Fávaro reconhece que, diante dos custos mais elevados e das incertezas sobre os preços, a valorização do dólar em relação ao real se torna uma arma. "Pode ser favorável se a tendência se mantiver assim até a colheita. Mas também pode ser um desastre se o produtor comprar os insumos caros e o dólar cair e ele perder essa diferença na venda da soja". Daí porque muitos produtores que recorrem a vendas antecipadas das colheitas futuras fazem hedge cambial.

Outro problema que deverá voltar a assombrar o setor produtivo em 2013/14 será o escoamento das colheitas, principal problema no Estado em 2012/13. "Além da lei do caminhoneiro, temos diversos problemas provocados pelas faltas de infraestrutura e de portos fora do eixo Sul-Sudeste. Isso avançou muito pouco de um ano para cá", afirma o dirigente.

Mas, se a tendência de queda das cotações dos últimos meses for interrompida pelas atuais adversidades climáticas no Meio-Oeste americano - muito menos graves que as de 2012/13, que derrubou sobretudo a colheita de milho do país -, os agricultores poderão se preocupar menos com as contas. Na semana passada, por exemplo, a soja subiu em quase todos os municípios do Estado.
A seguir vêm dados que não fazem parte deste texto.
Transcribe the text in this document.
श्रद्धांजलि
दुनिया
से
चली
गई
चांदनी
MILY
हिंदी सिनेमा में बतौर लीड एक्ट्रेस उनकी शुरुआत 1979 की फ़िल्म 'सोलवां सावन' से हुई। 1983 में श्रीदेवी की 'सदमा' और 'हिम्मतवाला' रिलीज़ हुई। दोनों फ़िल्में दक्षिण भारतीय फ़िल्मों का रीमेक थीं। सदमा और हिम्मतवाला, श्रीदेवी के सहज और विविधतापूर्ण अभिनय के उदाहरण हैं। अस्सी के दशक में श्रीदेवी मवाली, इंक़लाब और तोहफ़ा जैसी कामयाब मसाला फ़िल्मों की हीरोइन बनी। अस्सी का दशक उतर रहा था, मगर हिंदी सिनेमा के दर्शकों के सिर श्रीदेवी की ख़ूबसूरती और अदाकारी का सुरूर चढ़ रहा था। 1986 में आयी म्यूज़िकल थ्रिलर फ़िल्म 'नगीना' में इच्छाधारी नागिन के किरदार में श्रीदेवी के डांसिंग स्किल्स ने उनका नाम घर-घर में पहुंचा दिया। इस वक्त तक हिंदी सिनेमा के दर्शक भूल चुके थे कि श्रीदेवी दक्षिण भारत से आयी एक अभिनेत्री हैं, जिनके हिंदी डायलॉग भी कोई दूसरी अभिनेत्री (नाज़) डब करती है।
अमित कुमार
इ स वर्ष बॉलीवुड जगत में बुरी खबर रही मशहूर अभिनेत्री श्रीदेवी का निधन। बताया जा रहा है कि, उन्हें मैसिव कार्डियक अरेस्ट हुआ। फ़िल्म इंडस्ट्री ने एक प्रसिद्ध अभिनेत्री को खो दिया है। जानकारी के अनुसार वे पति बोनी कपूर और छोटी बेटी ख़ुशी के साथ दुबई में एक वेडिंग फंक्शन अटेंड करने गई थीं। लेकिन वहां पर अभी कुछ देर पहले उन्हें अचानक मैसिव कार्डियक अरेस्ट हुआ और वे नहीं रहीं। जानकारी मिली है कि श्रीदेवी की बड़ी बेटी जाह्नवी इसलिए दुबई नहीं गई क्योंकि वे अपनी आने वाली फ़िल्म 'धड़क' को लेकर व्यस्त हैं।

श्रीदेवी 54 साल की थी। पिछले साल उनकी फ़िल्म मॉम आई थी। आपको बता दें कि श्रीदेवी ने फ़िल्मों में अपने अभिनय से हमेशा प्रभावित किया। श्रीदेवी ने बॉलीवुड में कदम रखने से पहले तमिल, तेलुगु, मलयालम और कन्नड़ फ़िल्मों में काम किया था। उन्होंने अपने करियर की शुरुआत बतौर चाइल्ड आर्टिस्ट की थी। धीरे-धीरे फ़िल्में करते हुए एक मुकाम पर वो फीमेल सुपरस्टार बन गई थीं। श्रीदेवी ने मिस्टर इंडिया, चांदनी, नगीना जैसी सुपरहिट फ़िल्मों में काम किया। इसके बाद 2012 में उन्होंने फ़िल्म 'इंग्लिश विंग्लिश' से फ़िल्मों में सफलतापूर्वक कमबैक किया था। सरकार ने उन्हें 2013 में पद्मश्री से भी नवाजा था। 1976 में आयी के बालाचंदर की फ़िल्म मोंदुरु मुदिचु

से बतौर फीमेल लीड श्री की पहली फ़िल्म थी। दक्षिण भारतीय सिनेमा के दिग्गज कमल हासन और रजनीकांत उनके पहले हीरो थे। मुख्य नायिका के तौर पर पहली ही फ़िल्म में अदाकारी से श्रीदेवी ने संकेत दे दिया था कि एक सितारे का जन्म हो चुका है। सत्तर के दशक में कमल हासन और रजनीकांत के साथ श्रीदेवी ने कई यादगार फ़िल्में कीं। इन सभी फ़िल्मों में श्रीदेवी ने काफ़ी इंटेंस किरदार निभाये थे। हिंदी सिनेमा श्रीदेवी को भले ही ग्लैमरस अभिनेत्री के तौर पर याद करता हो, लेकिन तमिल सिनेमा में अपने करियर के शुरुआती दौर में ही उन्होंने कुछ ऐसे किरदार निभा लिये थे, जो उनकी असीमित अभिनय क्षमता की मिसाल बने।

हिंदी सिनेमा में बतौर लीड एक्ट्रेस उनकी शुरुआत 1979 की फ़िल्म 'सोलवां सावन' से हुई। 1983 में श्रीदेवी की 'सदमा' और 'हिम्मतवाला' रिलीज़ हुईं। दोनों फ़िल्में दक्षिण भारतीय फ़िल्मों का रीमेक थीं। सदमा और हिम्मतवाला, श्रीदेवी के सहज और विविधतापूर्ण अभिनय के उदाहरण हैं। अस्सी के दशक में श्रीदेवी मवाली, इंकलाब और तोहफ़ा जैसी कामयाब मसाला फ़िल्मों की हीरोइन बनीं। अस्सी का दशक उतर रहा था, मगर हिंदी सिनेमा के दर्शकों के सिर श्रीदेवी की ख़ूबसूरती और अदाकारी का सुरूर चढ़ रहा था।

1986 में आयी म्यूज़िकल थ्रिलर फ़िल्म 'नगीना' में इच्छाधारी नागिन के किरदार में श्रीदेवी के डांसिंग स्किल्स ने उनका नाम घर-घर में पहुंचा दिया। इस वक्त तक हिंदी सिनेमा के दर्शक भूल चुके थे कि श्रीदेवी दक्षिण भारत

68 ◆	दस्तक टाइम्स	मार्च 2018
O destaque foi Canarana, no leste mato-grossense, onde a alta chegou a 12,3% e a saca foi negociada a R$ 55,10.

Outro fator que continua a oferecer liquidez ao mercado e sustentação às cotações, internacionais e domésticas, é a demanda da China, que segue firme e nas últimas semanas totalizou quase 3 milhões de toneladas.

Mesmo assim, o presidente da Famato, Rui Prado, reforça que o momento não é bom, apesar da tendência de as margens ainda serem remuneradoras. Ele também afirma que os investimentos cresceram, com destaque para os aportes dos pecuaristas. "O aumento de área plantada de soja se dará, principalmente, em áreas de pastagem que estão se transformando em agricultura, já que a pecuária não está remunerando bem", afirmou.

No caso do milho, cujo plantio em Mato Grosso é concentrado na segunda safra, depois de colhida a soja, o cenário ainda é translúcido. O avanço do Estado na produção do cereal nas últimas safras chegou a interferir no eixo do comércio global, a ponto de afetar a demanda pelo produto americano no início deste ano. Mas, em 2013/14, se a tendência de queda de preços prevalecer, a estrela da segunda safra poderá voltar a ser o algodão - que, por enquanto, promete remuneração melhor.

Segundo a Companhia Nacional de Abastecimento (Conab), a área plantada de milho na "safrinha" do Estado foi de 3,349 milhões de hectares, 26,6% maior que em 2011/12, e a produção chegou a 19,210 milhões de toneladas, aumento de 27,8% na comparação. Só que os preços recuaram e o governo federal começou a intervir no mercado para tentar segurar a rentabilidade dos produtores.

Em 2013, já foram realizados quatro leilões de Prêmio Equalizador Pago ao Produtor (Pepro). O último deles foi em 20 de agosto. No total, foram 4,83 milhões de toneladas comercializadas, com um custo de R$ 264 milhões. O governo anunciou a realização de leilões com a equalização de até R$ 700 milhões para apoiar o mercado nacional de milho.

Também nesse mercado as cotações estão pressionadas pela recuperação da produção nos EUA, mas as atuais adversidades climáticas naquele país também interromperam a curva de baixa. Pelo menos temporariamente, como aponta a maior parte dos sinais ligados aos fundamentos de oferta e demanda disponíveis.